Above: Dominican Republic carnival
When I know I’m leaving for Santo Domingo, at first I feel a panic. Of course I’m thrilled to go, but to leave my kids is hard. They are still so young, so fragile, like tissue paper dolls, and they need my guidance, my defense, and the ferocity of my love. I know they will be fine, in good hands with my mom, but to miss any moment with them is painful. Like the rapid tug of a bandaid off a skinned knee, I pull away.
Upon arriving in Santo Domingo I always feel too polished and clean, too update, too sophisticated, too American. Each time I come I have something new to wear or bring. Each time my life has advanced and matured but Santo Domingo seems the same. As a result, I feel more distance, more separation each time I come.
Everyone welcomes me…home. It is the taxi guy (taxista); the neighbors, the workers at the colmados… it’s as if they have been waiting too, counting the days, marking their calendar — measuring time by the milestones of my visits. Their interest is genuine, their friendliness sincere. For me, coming from a country where one can easily be invisible, their attention is disarming.

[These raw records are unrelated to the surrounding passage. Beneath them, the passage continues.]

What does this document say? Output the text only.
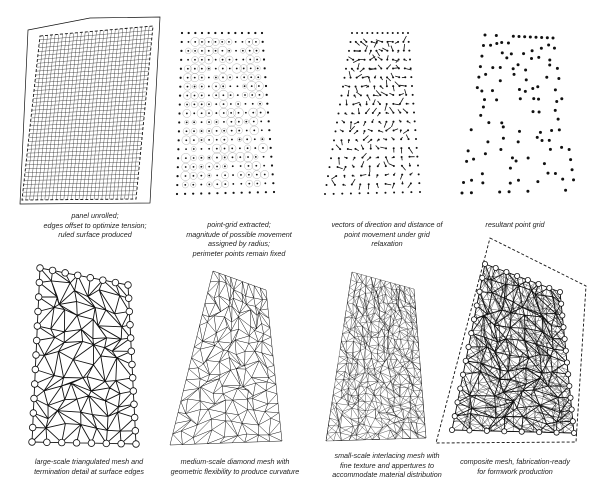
panel unrolled;
edges offset to optimize tension;
ruled surface produced
point-grid extracted;
magnitude of possible movement
assigned by radius;
perimeter points remain fixed
vectors of direction and distance of
point movement under grid
relaxation
resultant point grid
large-scale triangulated mesh and
termination detail at surface edges
medium-scale diamond mesh with
geometric flexibility to produce curvature
small-scale interlacing mesh with
fine texture and appertures to
accommodate material distribution
composite mesh, fabrication-ready
for formwork production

America is efficient, clean, organized, but also obvious, plain, often boring, and for those that are different, quite lonely. By contrast, the Dominican Republic is disorganized and loud, dirty and maddening, but also colorful, musical and joyful. One is accepted, no matter your shape or size, but never unnoticed.

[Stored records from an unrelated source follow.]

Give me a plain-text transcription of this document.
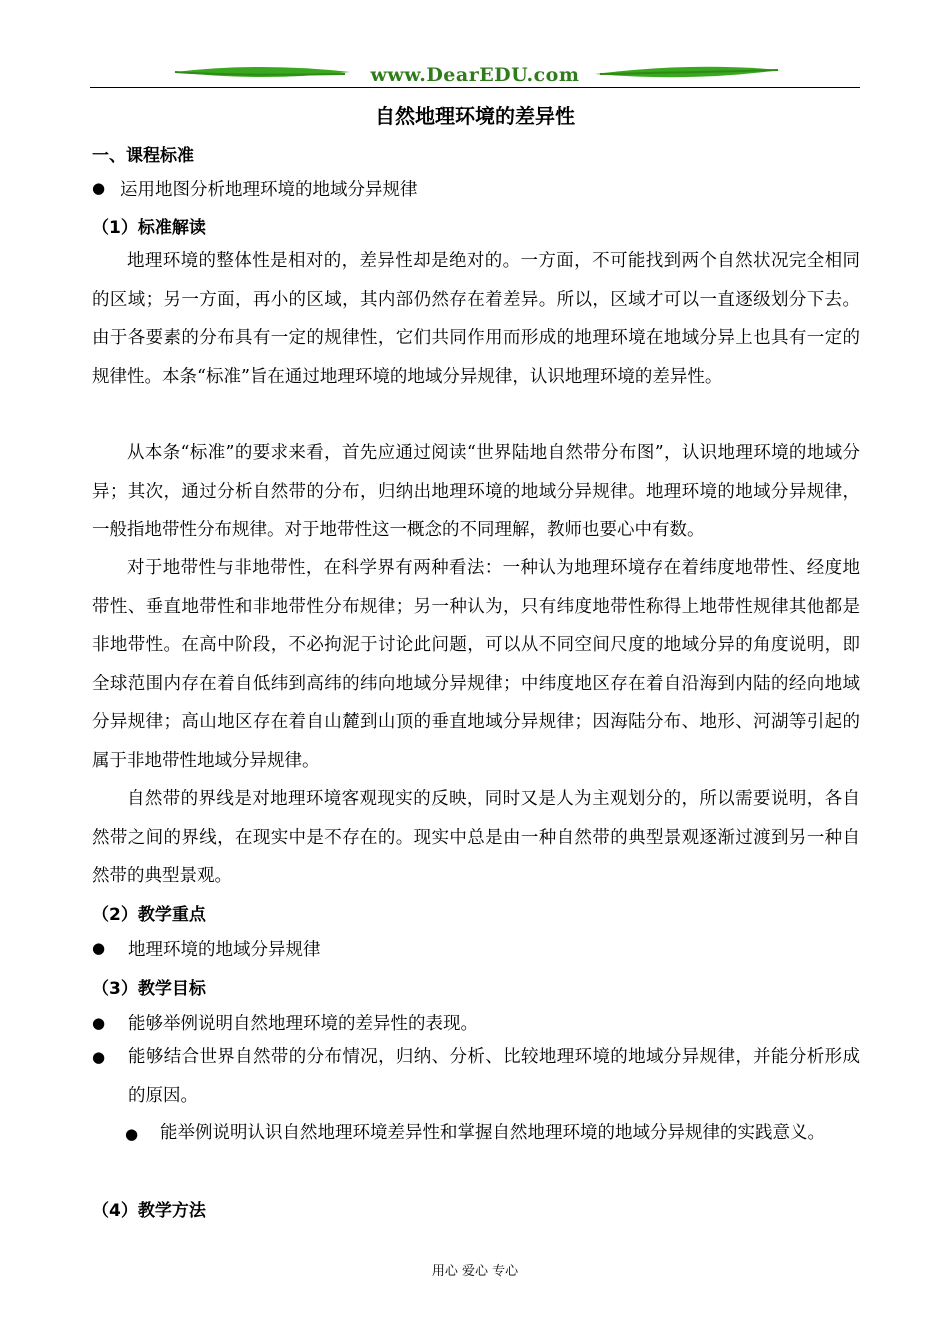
www.DearEDU.com
自然地理环境的差异性
一、课程标准
● 运用地图分析地理环境的地域分异规律
（1）标准解读
地理环境的整体性是相对的，差异性却是绝对的。一方面，不可能找到两个自然状况完全相同的区域；另一方面，再小的区域，其内部仍然存在着差异。所以，区域才可以一直逐级划分下去。由于各要素的分布具有一定的规律性，它们共同作用而形成的地理环境在地域分异上也具有一定的规律性。本条“标准”旨在通过地理环境的地域分异规律，认识地理环境的差异性。
从本条“标准”的要求来看，首先应通过阅读“世界陆地自然带分布图”，认识地理环境的地域分异；其次，通过分析自然带的分布，归纳出地理环境的地域分异规律。地理环境的地域分异规律，一般指地带性分布规律。对于地带性这一概念的不同理解，教师也要心中有数。
对于地带性与非地带性，在科学界有两种看法：一种认为地理环境存在着纬度地带性、经度地带性、垂直地带性和非地带性分布规律；另一种认为，只有纬度地带性称得上地带性规律其他都是非地带性。在高中阶段，不必拘泥于讨论此问题，可以从不同空间尺度的地域分异的角度说明，即全球范围内存在着自低纬到高纬的纬向地域分异规律；中纬度地区存在着自沿海到内陆的经向地域分异规律；高山地区存在着自山麓到山顶的垂直地域分异规律；因海陆分布、地形、河湖等引起的属于非地带性地域分异规律。
自然带的界线是对地理环境客观现实的反映，同时又是人为主观划分的，所以需要说明，各自然带之间的界线，在现实中是不存在的。现实中总是由一种自然带的典型景观逐渐过渡到另一种自然带的典型景观。
（2）教学重点
● 地理环境的地域分异规律
（3）教学目标
● 能够举例说明自然地理环境的差异性的表现。
● 能够结合世界自然带的分布情况，归纳、分析、比较地理环境的地域分异规律，并能分析形成的原因。
● 能举例说明认识自然地理环境差异性和掌握自然地理环境的地域分异规律的实践意义。
（4）教学方法
用心 爱心 专心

When it is time to leave, I feel a different panic. Of course I’m excited to see my kids but it kills me to leave. But the pull of my fragile little darlings carries me back.

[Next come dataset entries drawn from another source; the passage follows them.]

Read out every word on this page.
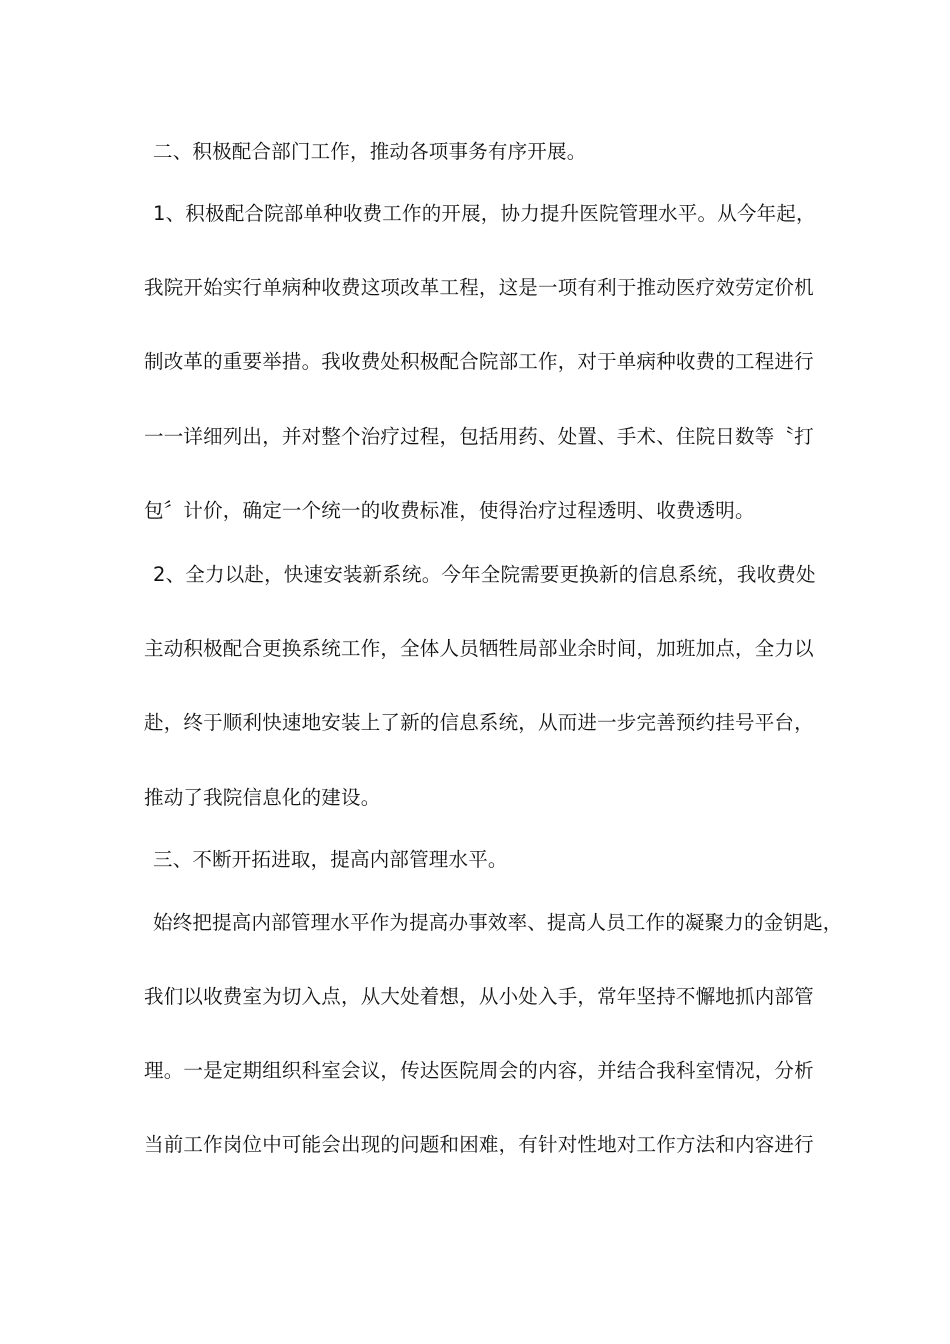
二、积极配合部门工作，推动各项事务有序开展。
1、积极配合院部单种收费工作的开展，协力提升医院管理水平。从今年起，
我院开始实行单病种收费这项改革工程，这是一项有利于推动医疗效劳定价机
制改革的重要举措。我收费处积极配合院部工作，对于单病种收费的工程进行
一一详细列出，并对整个治疗过程，包括用药、处置、手术、住院日数等〝打
包〞计价，确定一个统一的收费标准，使得治疗过程透明、收费透明。
2、全力以赴，快速安装新系统。今年全院需要更换新的信息系统，我收费处
主动积极配合更换系统工作，全体人员牺牲局部业余时间，加班加点，全力以
赴，终于顺利快速地安装上了新的信息系统，从而进一步完善预约挂号平台，
推动了我院信息化的建设。
三、不断开拓进取，提高内部管理水平。
始终把提高内部管理水平作为提高办事效率、提高人员工作的凝聚力的金钥匙，
我们以收费室为切入点，从大处着想，从小处入手，常年坚持不懈地抓内部管
理。一是定期组织科室会议，传达医院周会的内容，并结合我科室情况，分析
当前工作岗位中可能会出现的问题和困难，有针对性地对工作方法和内容进行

By contrast, when I returned to the U.S., after nearly two weeks back in Santo Domingo, now fully adjusted to my other “aplatanada” self, I felt too different, too colorful, too “international”. Everything seemed duller, boring, without oomph, predictable. I grieved for my latina side, knowing I won’t be needing my Spanish much nor my Santo Domingo travel skills. This side will need to wait until the next time she can come to life.
When I got to Orlando, there was no one to greet me, no warm embrace. I just fished my shuttle ticket out of my bag, called them and they took me to my car, Nearly three hours of driving later (got a little turned around trying to follow my travel directions in reverse), I arrived to “home” at my mother’s house in St. Augustine. Although with more comforts than Santo Domingo, it felt less like home to me.
I entered an my mom was still up. She said hi. She didn’t get up, no meal was waiting, I just merged back it. Nothing unusual, I was just different.
In my mom’s house there are only two beds so when we are all there, I share the bed with my four-year old daughter and my mother shares her bigger bed with my seven year old son. However, when either my mom or I are away, the kids sleep together. Before I left I talked to mom about making sure that the night I came home she would have Marcos sleep with her so would be room for me with Elsa. “Of course” she says. But when I arrived I saw that the kids were sleeping together — no preparations for had been made. I would have to sleep on the couch which was not appealing after a long day.
It turned out not to be a big deal, mom moved Marcos in her bed with minor grumbling. But still, it was symbolic of the difference compared to Santo Domingo. There I had been considered, prepared for. Back in the U.S. however, I came “home” feeling like an interloper, having to put mom out just to get some rest.
It wasn’t intentional of course but it is indicative of the self-less versus self-sufficient attitude that I’ve written about. Right now, just a few days back, I feel like a foreigner in my own country.
The feeling will pass in about a week and once again life here will feel normal. I will not expect warm embraces or for strangers to be interested in my comings and goings. I will be come invisible again.